I don't know why anybody thinks communication was ever lost with Voyager One. I'm hearing a lot of incorrect information about the Voyager spacecraft. Those people might just be crazy and think they're talking to Voyager spacecraft, but are not.
What's the incorrect information?
So, we're talking to aliens, illegal aliens?
Communication was in fact lost with Voyager 1: for months, it was sending no data at all. Getting it back to sending science data was a triumph of engineering.
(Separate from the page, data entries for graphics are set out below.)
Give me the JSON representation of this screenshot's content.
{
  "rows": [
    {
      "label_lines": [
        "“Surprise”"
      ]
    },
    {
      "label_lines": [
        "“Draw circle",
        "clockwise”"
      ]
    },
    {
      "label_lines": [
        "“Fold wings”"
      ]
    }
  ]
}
These people are verifiably not crazy, and are in fact talking to Voyager 1 and not anything else.
@zounds010 😆 Voyager 1 is my property. It had left the solar system decades ago. In 2004 I set a spacecraft to go retrieve it and restore its electronics and propulsion. There has been no problems communicating with Voyager 1 since then. You are probably talking to a ghost of an electronic signal from Voyager 1 when it was in the solar system. Voyager 1 has accelerated to >15 times the speed of light., since the engine was fixed in 2003. I doubt there's any problems with the communications, you're probably not talking to Voyager 1.